Autismo opcional
Na ânsia de superar os medos incompatíveis com a irreverência
dos meus dias, deixo escorregar, por entre lágrimas, minhas infantis
e superficiais necessidades.
Nos minutos que antecedem minhas frágeis decisões, deixo
elucidar entre as palavras meus sensíveis e emergenciais diagnósticos.
No deitar aparente dos meus olhos, frente a um duelo proibido,
permito que a timidez desvele os saltos, quase mortais, do meu
inconsequente coração.
No sorriso quase ingênuo da minha alma,
no brilho quase imperceptível do meu olhar,
no sobressalto quase dramático dos meus desejos,
vou esculpindo minha história e meu castelo...
num mundo personalizado, numa realidade autista e pretensiosa.
Descalça, sem amarras, sem proteção contra a ousadia em expor
minha própria alegria, corro em busca dos ventos, deixando que eles
conduzam, não somente a direção dos meus pensamentos, mas,
sobretudo, a fragilidade das minhas secretas ambições.
Mirando o reflexo da minha pele no espelho, procuro entre as
linhas atenuantes da minha amargura algum resquício de sonho
espatifado entre os cacos das minhas lembranças, em passagens ou
travessias, nem sempre bem sucedidas.
Fios prateados, que escondem medos, coroam desatinos,
envolvem intocáveis destinos.
Aprofundo meus devaneios nos olhos desnudos dos meus filhos.
Sinto que, na maioria das vezes, necessito muito mais deles que o
contrário.
Sinto que a liberdade dos seus atos, muito mais me encanta
que me assombra.
Sinto que a rebeldia precoce das suas idades aninha-se à teimosia tardia das minhas atitudes.
Sozinha, degusto com prazer minhas românticas e irreais fantasias.
Acompanhada, jejuo.

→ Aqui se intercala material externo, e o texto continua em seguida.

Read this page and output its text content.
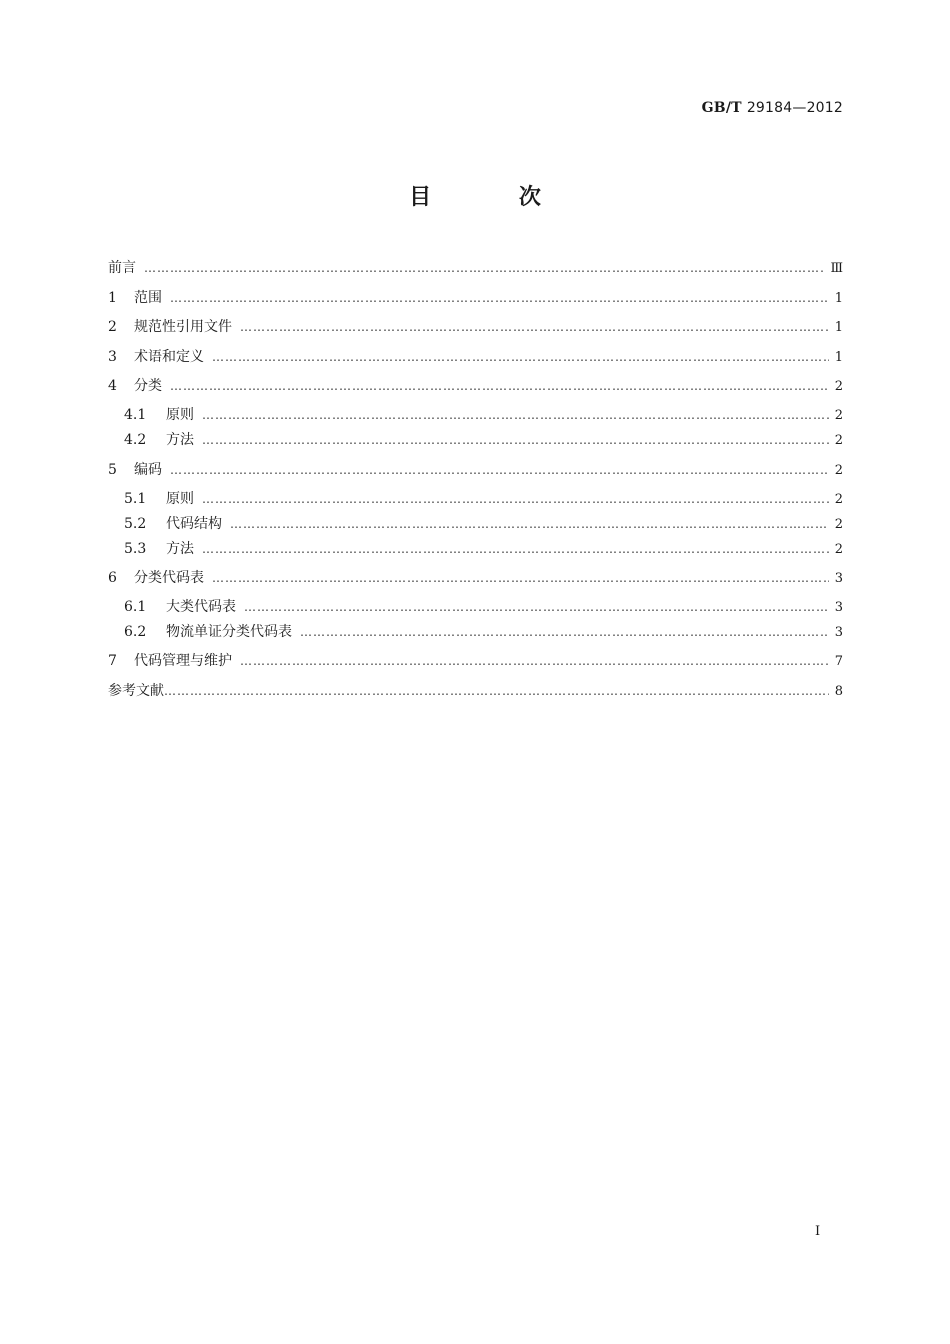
GB/T 29184—2012
目 次
前言 ……………………………………………………………………………………………………………………………………………………………………………………………………………………	Ⅲ
1	范围 ……………………………………………………………………………………………………………………………………………………………………………………………………………………	1
2	规范性引用文件 ……………………………………………………………………………………………………………………………………………………………………………………………………………………	1
3	术语和定义 ……………………………………………………………………………………………………………………………………………………………………………………………………………………	1
4	分类 ……………………………………………………………………………………………………………………………………………………………………………………………………………………	2
4.1	原则 ……………………………………………………………………………………………………………………………………………………………………………………………………………………	2
4.2	方法 ……………………………………………………………………………………………………………………………………………………………………………………………………………………	2
5	编码 ……………………………………………………………………………………………………………………………………………………………………………………………………………………	2
5.1	原则 ……………………………………………………………………………………………………………………………………………………………………………………………………………………	2
5.2	代码结构 ……………………………………………………………………………………………………………………………………………………………………………………………………………………	2
5.3	方法 ……………………………………………………………………………………………………………………………………………………………………………………………………………………	2
6	分类代码表 ……………………………………………………………………………………………………………………………………………………………………………………………………………………	3
6.1	大类代码表 ……………………………………………………………………………………………………………………………………………………………………………………………………………………	3
6.2	物流单证分类代码表 ……………………………………………………………………………………………………………………………………………………………………………………………………………………	3
7	代码管理与维护 ……………………………………………………………………………………………………………………………………………………………………………………………………………………	7
参考文献 ……………………………………………………………………………………………………………………………………………………………………………………………………………………	8
I
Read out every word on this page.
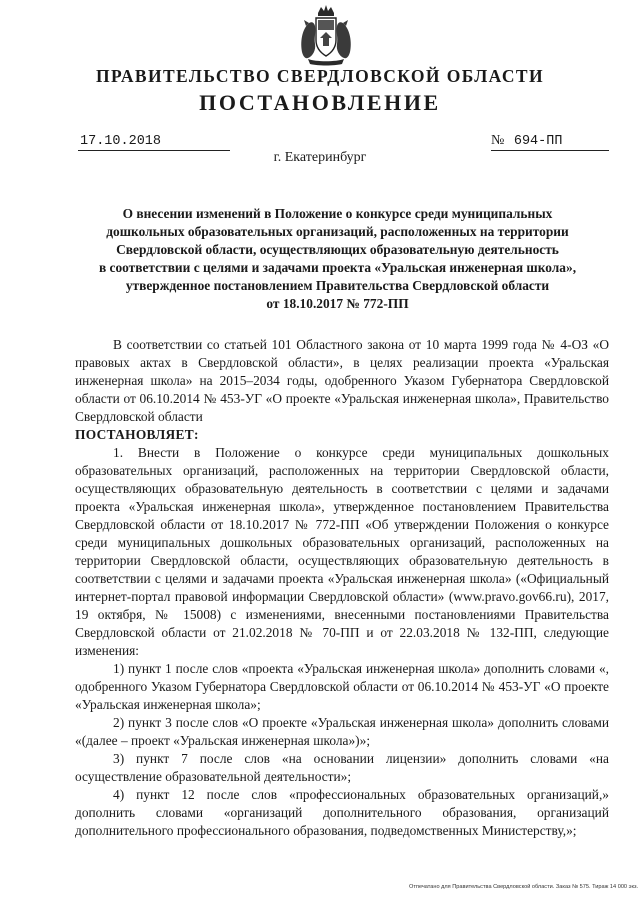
ПРАВИТЕЛЬСТВО СВЕРДЛОВСКОЙ ОБЛАСТИ
ПОСТАНОВЛЕНИЕ
17.10.2018	№ 694-ПП
г. Екатеринбург
О внесении изменений в Положение о конкурсе среди муниципальных
дошкольных образовательных организаций, расположенных на территории
Свердловской области, осуществляющих образовательную деятельность
в соответствии с целями и задачами проекта «Уральская инженерная школа»,
утвержденное постановлением Правительства Свердловской области
от 18.10.2017 № 772-ПП

В соответствии со статьей 101 Областного закона от 10 марта 1999 года № 4-ОЗ «О правовых актах в Свердловской области», в целях реализации проекта «Уральская инженерная школа» на 2015–2034 годы, одобренного Указом Губернатора Свердловской области от 06.10.2014 № 453-УГ «О проекте «Уральская инженерная школа», Правительство Свердловской области

ПОСТАНОВЛЯЕТ:

1. Внести в Положение о конкурсе среди муниципальных дошкольных образовательных организаций, расположенных на территории Свердловской области, осуществляющих образовательную деятельность в соответствии с целями и задачами проекта «Уральская инженерная школа», утвержденное постановлением Правительства Свердловской области от 18.10.2017 № 772-ПП «Об утверждении Положения о конкурсе среди муниципальных дошкольных образовательных организаций, расположенных на территории Свердловской области, осуществляющих образовательную деятельность в соответствии с целями и задачами проекта «Уральская инженерная школа» («Официальный интернет-портал правовой информации Свердловской области» (www.pravo.gov66.ru), 2017, 19 октября, № 15008) с изменениями, внесенными постановлениями Правительства Свердловской области от 21.02.2018 № 70-ПП и от 22.03.2018 № 132-ПП, следующие изменения:

1) пункт 1 после слов «проекта «Уральская инженерная школа» дополнить словами «, одобренного Указом Губернатора Свердловской области от 06.10.2014 № 453-УГ «О проекте «Уральская инженерная школа»;

2) пункт 3 после слов «О проекте «Уральская инженерная школа» дополнить словами «(далее – проект «Уральская инженерная школа»)»;

3) пункт 7 после слов «на основании лицензии» дополнить словами «на осуществление образовательной деятельности»;

4) пункт 12 после слов «профессиональных образовательных организаций,» дополнить словами «организаций дополнительного образования, организаций дополнительного профессионального образования, подведомственных Министерству,»;

Отпечатано для Правительства Свердловской области. Заказ № 575. Тираж 14 000 экз.
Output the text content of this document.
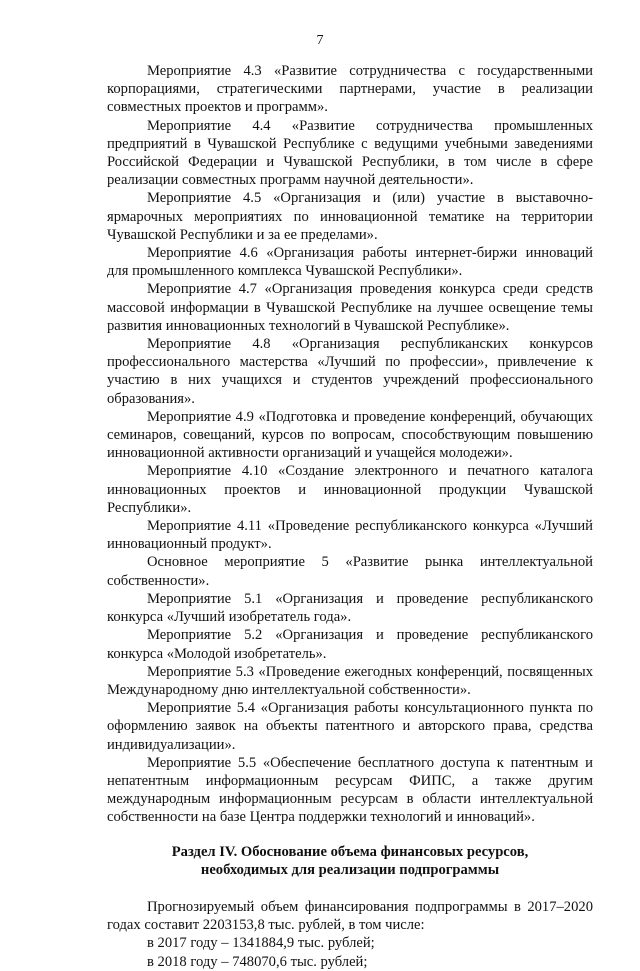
7

Мероприятие 4.3 «Развитие сотрудничества с государственными корпорациями, стратегическими партнерами, участие в реализации совместных проектов и программ».

Мероприятие 4.4 «Развитие сотрудничества промышленных предприятий в Чувашской Республике с ведущими учебными заведениями Российской Федерации и Чувашской Республики, в том числе в сфере реализации совместных программ научной деятельности».

Мероприятие 4.5 «Организация и (или) участие в выставочно-ярмарочных мероприятиях по инновационной тематике на территории Чувашской Республики и за ее пределами».

Мероприятие 4.6 «Организация работы интернет-биржи инноваций для промышленного комплекса Чувашской Республики».

Мероприятие 4.7 «Организация проведения конкурса среди средств массовой информации в Чувашской Республике на лучшее освещение темы развития инновационных технологий в Чувашской Республике».

Мероприятие 4.8 «Организация республиканских конкурсов профессионального мастерства «Лучший по профессии», привлечение к участию в них учащихся и студентов учреждений профессионального образования».

Мероприятие 4.9 «Подготовка и проведение конференций, обучающих семинаров, совещаний, курсов по вопросам, способствующим повышению инновационной активности организаций и учащейся молодежи».

Мероприятие 4.10 «Создание электронного и печатного каталога инновационных проектов и инновационной продукции Чувашской Республики».

Мероприятие 4.11 «Проведение республиканского конкурса «Лучший инновационный продукт».

Основное мероприятие 5 «Развитие рынка интеллектуальной собственности».

Мероприятие 5.1 «Организация и проведение республиканского конкурса «Лучший изобретатель года».

Мероприятие 5.2 «Организация и проведение республиканского конкурса «Молодой изобретатель».

Мероприятие 5.3 «Проведение ежегодных конференций, посвященных Международному дню интеллектуальной собственности».

Мероприятие 5.4 «Организация работы консультационного пункта по оформлению заявок на объекты патентного и авторского права, средства индивидуализации».

Мероприятие 5.5 «Обеспечение бесплатного доступа к патентным и непатентным информационным ресурсам ФИПС, а также другим международным информационным ресурсам в области интеллектуальной собственности на базе Центра поддержки технологий и инноваций».

Раздел IV. Обоснование объема финансовых ресурсов,
необходимых для реализации подпрограммы

Прогнозируемый объем финансирования подпрограммы в 2017–2020 годах составит 2203153,8 тыс. рублей, в том числе:

в 2017 году – 1341884,9 тыс. рублей;

в 2018 году – 748070,6 тыс. рублей;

Silencio minhas teorias.
Abaixo o som das minhas palavras.
Coloco minha espontaneidade para dormir e apago a luz dos meus exageros.
Sou assim. O comando da minha vida não tem backup.
Vivo a emoção de um dia após o outro, sem planos,
sem roteiros, sem expectativas, sem máscaras, sem fitas, sem ensaios.